T. D. VERSTYNEN, R. LECKIE, A. WEINSTEIN, J. JACKIC, D. ROFEY, K. ERICKSON; Dept. of Psychology, Dept. of Hlth. and Physical Activity, Univ. of Pittsburgh, Pittsburgh, PA; Dept. of Psychology, Carnegie Mellon Univ., Pittsburgh, PA; Weight Mgmt. and Wellness Ctr., Univ. of Pittsburgh Med. Ctr., Pittsburgh, PA

TECHNICAL ABSTRACT: Many cognitive functions, including executive control, saliency and reward processing, share a common circuitry through the cortico-basal ganglia network. Several of these abilities have recently been shown to be impaired in individuals with chronic obesity. Obesity has also been linked to altered basal ganglia dynamics, particularly reward processing in the striatum.
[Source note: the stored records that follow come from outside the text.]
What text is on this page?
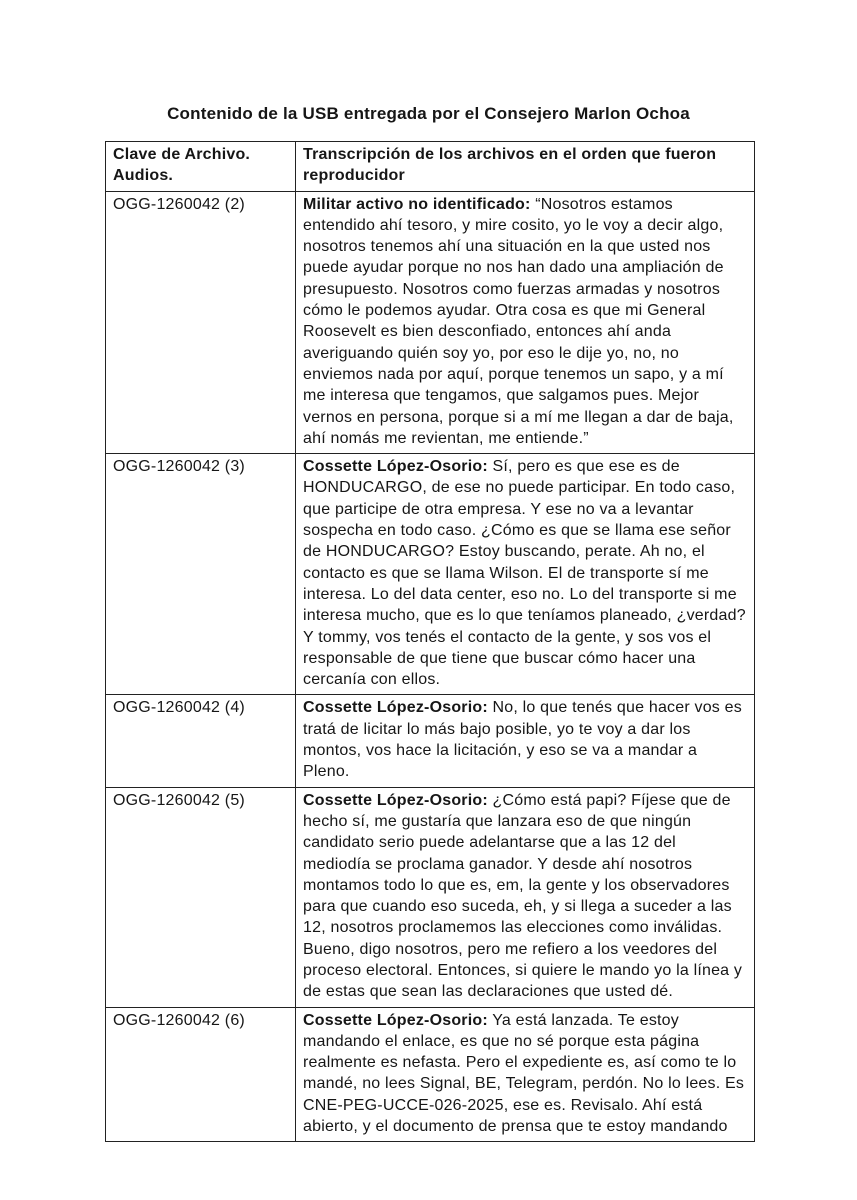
Contenido de la USB entregada por el Consejero Marlon Ochoa
Clave de Archivo. Audios.	Transcripción de los archivos en el orden que fueron reproducidor
OGG-1260042 (2)	Militar activo no identificado: “Nosotros estamos entendido ahí tesoro, y mire cosito, yo le voy a decir algo, nosotros tenemos ahí una situación en la que usted nos puede ayudar porque no nos han dado una ampliación de presupuesto. Nosotros como fuerzas armadas y nosotros cómo le podemos ayudar. Otra cosa es que mi General Roosevelt es bien desconfiado, entonces ahí anda averiguando quién soy yo, por eso le dije yo, no, no enviemos nada por aquí, porque tenemos un sapo, y a mí me interesa que tengamos, que salgamos pues. Mejor vernos en persona, porque si a mí me llegan a dar de baja, ahí nomás me revientan, me entiende.”
OGG-1260042 (3)	Cossette López-Osorio: Sí, pero es que ese es de HONDUCARGO, de ese no puede participar. En todo caso, que participe de otra empresa. Y ese no va a levantar sospecha en todo caso. ¿Cómo es que se llama ese señor de HONDUCARGO? Estoy buscando, perate. Ah no, el contacto es que se llama Wilson. El de transporte sí me interesa. Lo del data center, eso no. Lo del transporte si me interesa mucho, que es lo que teníamos planeado, ¿verdad? Y tommy, vos tenés el contacto de la gente, y sos vos el responsable de que tiene que buscar cómo hacer una cercanía con ellos.
OGG-1260042 (4)	Cossette López-Osorio: No, lo que tenés que hacer vos es tratá de licitar lo más bajo posible, yo te voy a dar los montos, vos hace la licitación, y eso se va a mandar a Pleno.
OGG-1260042 (5)	Cossette López-Osorio: ¿Cómo está papi? Fíjese que de hecho sí, me gustaría que lanzara eso de que ningún candidato serio puede adelantarse que a las 12 del mediodía se proclama ganador. Y desde ahí nosotros montamos todo lo que es, em, la gente y los observadores para que cuando eso suceda, eh, y si llega a suceder a las 12, nosotros proclamemos las elecciones como inválidas. Bueno, digo nosotros, pero me refiero a los veedores del proceso electoral. Entonces, si quiere le mando yo la línea y de estas que sean las declaraciones que usted dé.
OGG-1260042 (6)	Cossette López-Osorio: Ya está lanzada. Te estoy mandando el enlace, es que no sé porque esta página realmente es nefasta. Pero el expediente es, así como te lo mandé, no lees Signal, BE, Telegram, perdón. No lo lees. Es CNE-PEG-UCCE-026-2025, ese es. Revisalo. Ahí está abierto, y el documento de prensa que te estoy mandando
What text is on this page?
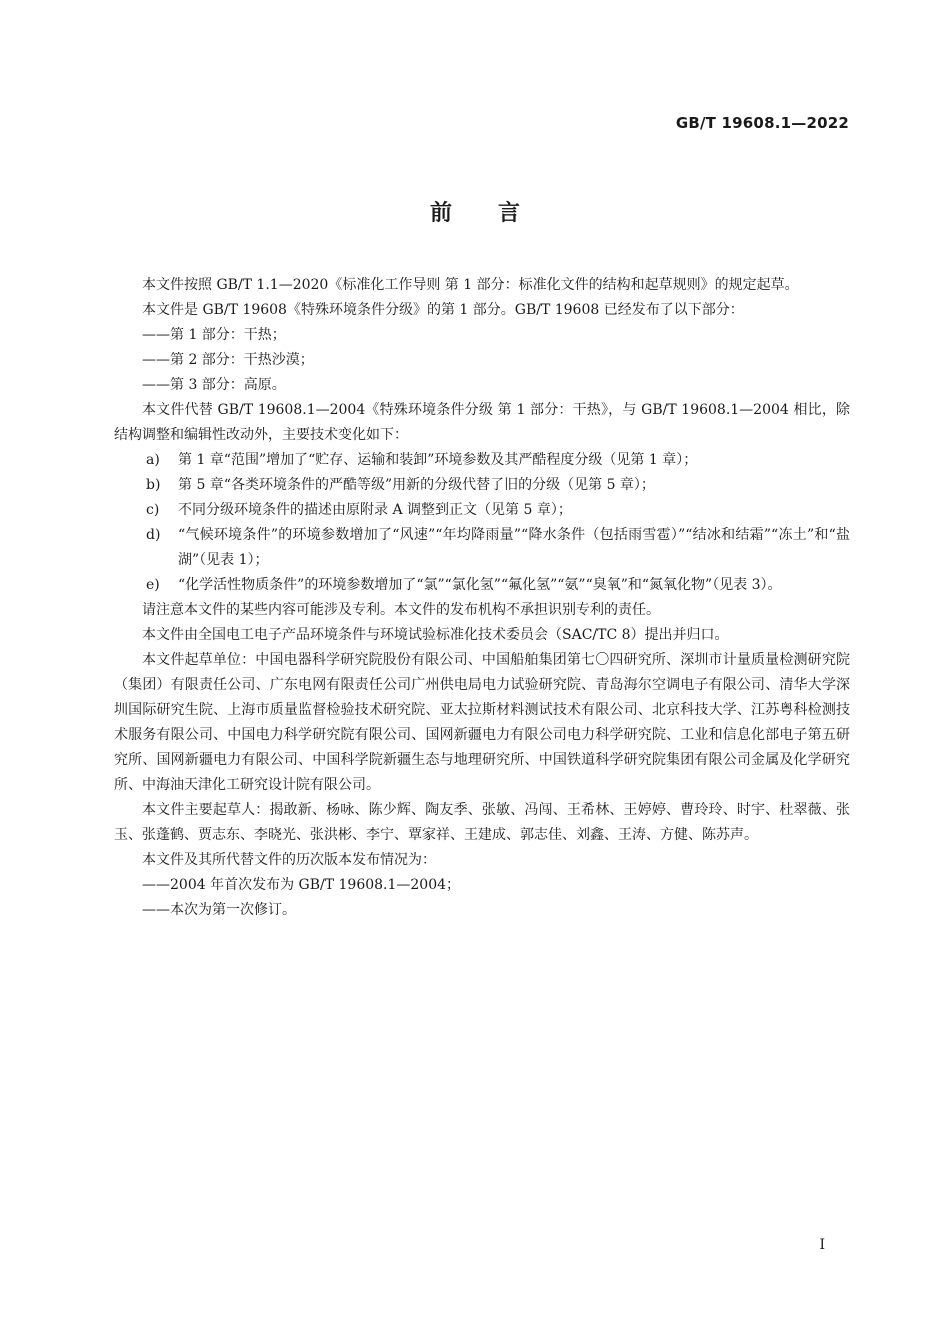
GB/T 19608.1—2022
前 言

本文件按照 GB/T 1.1—2020《标准化工作导则 第 1 部分：标准化文件的结构和起草规则》的规定起草。

本文件是 GB/T 19608《特殊环境条件分级》的第 1 部分。GB/T 19608 已经发布了以下部分：

——第 1 部分：干热；

——第 2 部分：干热沙漠；

——第 3 部分：高原。

本文件代替 GB/T 19608.1—2004《特殊环境条件分级 第 1 部分：干热》，与 GB/T 19608.1—2004 相比，除结构调整和编辑性改动外，主要技术变化如下：

a) 第 1 章“范围”增加了“贮存、运输和装卸”环境参数及其严酷程度分级（见第 1 章）；

b) 第 5 章“各类环境条件的严酷等级”用新的分级代替了旧的分级（见第 5 章）；

c) 不同分级环境条件的描述由原附录 A 调整到正文（见第 5 章）；

d) “气候环境条件”的环境参数增加了“风速”“年均降雨量”“降水条件（包括雨雪雹）”“结冰和结霜”“冻土”和“盐湖”（见表 1）；

e) “化学活性物质条件”的环境参数增加了“氯”“氯化氢”“氟化氢”“氨”“臭氧”和“氮氧化物”（见表 3）。

请注意本文件的某些内容可能涉及专利。本文件的发布机构不承担识别专利的责任。

本文件由全国电工电子产品环境条件与环境试验标准化技术委员会（SAC/TC 8）提出并归口。

本文件起草单位：中国电器科学研究院股份有限公司、中国船舶集团第七〇四研究所、深圳市计量质量检测研究院（集团）有限责任公司、广东电网有限责任公司广州供电局电力试验研究院、青岛海尔空调电子有限公司、清华大学深圳国际研究生院、上海市质量监督检验技术研究院、亚太拉斯材料测试技术有限公司、北京科技大学、江苏粤科检测技术服务有限公司、中国电力科学研究院有限公司、国网新疆电力有限公司电力科学研究院、工业和信息化部电子第五研究所、国网新疆电力有限公司、中国科学院新疆生态与地理研究所、中国铁道科学研究院集团有限公司金属及化学研究所、中海油天津化工研究设计院有限公司。

本文件主要起草人：揭敢新、杨咏、陈少辉、陶友季、张敏、冯闯、王希林、王婷婷、曹玲玲、时宇、杜翠薇、张玉、张蓬鹤、贾志东、李晓光、张洪彬、李宁、覃家祥、王建成、郭志佳、刘鑫、王涛、方健、陈苏声。

本文件及其所代替文件的历次版本发布情况为：

——2004 年首次发布为 GB/T 19608.1—2004；

——本次为第一次修订。

I
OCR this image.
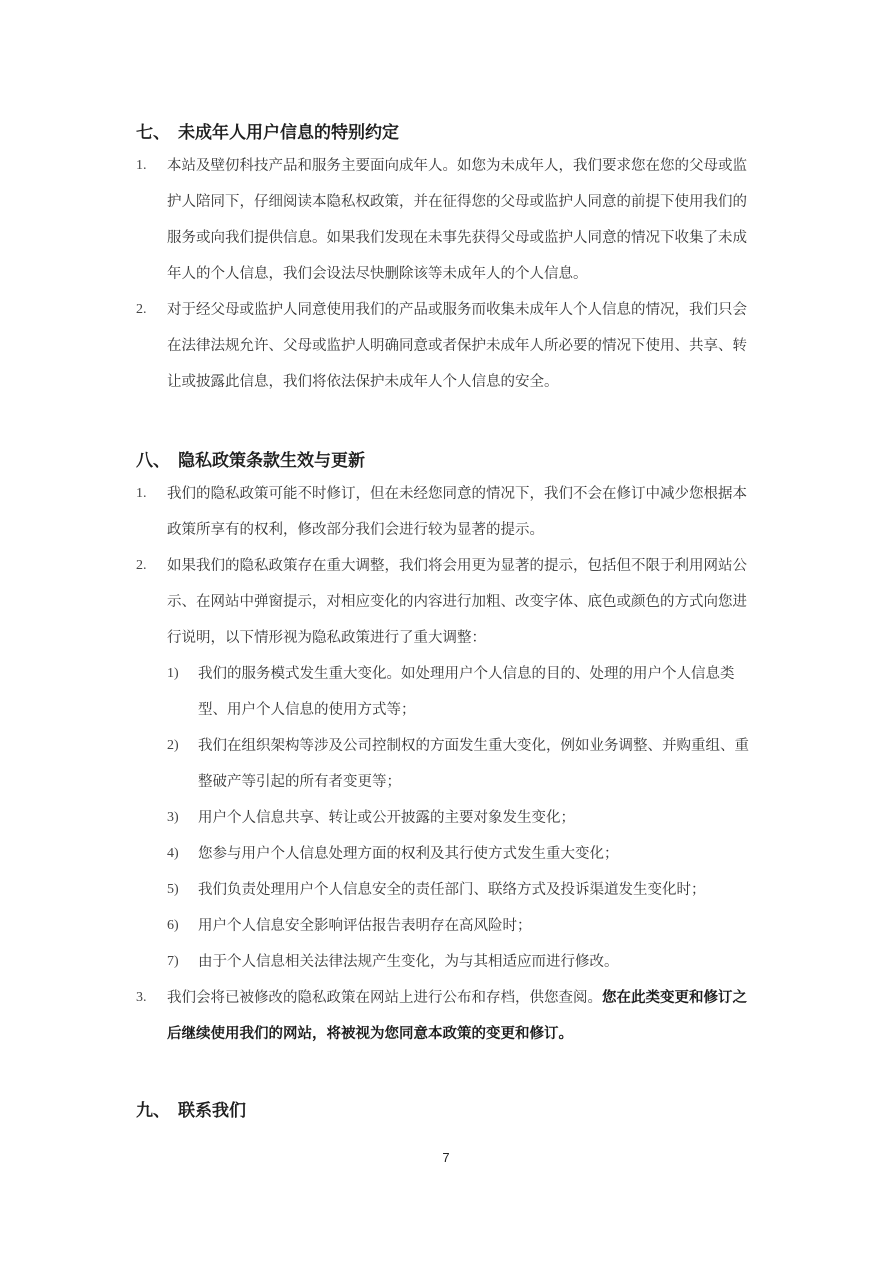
七、 未成年人用户信息的特别约定
1.	本站及壁仞科技产品和服务主要面向成年人。如您为未成年人，我们要求您在您的父母或监护人陪同下，仔细阅读本隐私权政策，并在征得您的父母或监护人同意的前提下使用我们的服务或向我们提供信息。如果我们发现在未事先获得父母或监护人同意的情况下收集了未成年人的个人信息，我们会设法尽快删除该等未成年人的个人信息。
2.	对于经父母或监护人同意使用我们的产品或服务而收集未成年人个人信息的情况，我们只会在法律法规允许、父母或监护人明确同意或者保护未成年人所必要的情况下使用、共享、转让或披露此信息，我们将依法保护未成年人个人信息的安全。
八、 隐私政策条款生效与更新
1.	我们的隐私政策可能不时修订，但在未经您同意的情况下，我们不会在修订中减少您根据本政策所享有的权利，修改部分我们会进行较为显著的提示。
2.	如果我们的隐私政策存在重大调整，我们将会用更为显著的提示，包括但不限于利用网站公示、在网站中弹窗提示，对相应变化的内容进行加粗、改变字体、底色或颜色的方式向您进行说明，以下情形视为隐私政策进行了重大调整：
1)	我们的服务模式发生重大变化。如处理用户个人信息的目的、处理的用户个人信息类型、用户个人信息的使用方式等；
2)	我们在组织架构等涉及公司控制权的方面发生重大变化，例如业务调整、并购重组、重整破产等引起的所有者变更等；
3)	用户个人信息共享、转让或公开披露的主要对象发生变化；
4)	您参与用户个人信息处理方面的权利及其行使方式发生重大变化；
5)	我们负责处理用户个人信息安全的责任部门、联络方式及投诉渠道发生变化时；
6)	用户个人信息安全影响评估报告表明存在高风险时；
7)	由于个人信息相关法律法规产生变化，为与其相适应而进行修改。
3.	我们会将已被修改的隐私政策在网站上进行公布和存档，供您查阅。您在此类变更和修订之后继续使用我们的网站，将被视为您同意本政策的变更和修订。
九、 联系我们
7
In this experiment we tested the hypothesis that the obesity-linked changes to cognitive processing are directly associated with dysfunctional cortico-basal ganglia dynamics. We used resting state fMRI (Siemens Verio 3T, TE=20 ms; TR=1500 ms; Flip Angle=90°, 3.2 mm x 3.2 mm x 4 mm voxels, 30 slices) to determine how increased body mass index (BMI), a common measure of obesity, is correlated with changes in the dynamics of the cortico-basal ganglia networks and how these changes correlate to cognitive processing. In otherwise neurologically healthy adults (N=29, 7 male, mean age 38 years, BMI range = 18.5=45.7) BMI correlated with global connectivity changes in bilateral regions of the orbitofrontal cortex and caudate nucleus. Using these as seed regions, we found a hyper-connectivity of reward and saliency sub-networks of the cortico-basal ganglia system, in subjects with high BMI values. Using a task-evoked fMRI paradigm, we then probed cortical dynamics during the color-word Stroop task and found that these responses were stronger in obese individuals (BMI > 30) than lean controls (BMI < 25). Most importantly, the BMI-associated changes in resting state cortico-basal ganglia connectivity predicted the exaggerated evoked responses in the Stroop task. These results highlight how obesity-linked changes to saliency and reward networks may also influence subsequent executive control processing.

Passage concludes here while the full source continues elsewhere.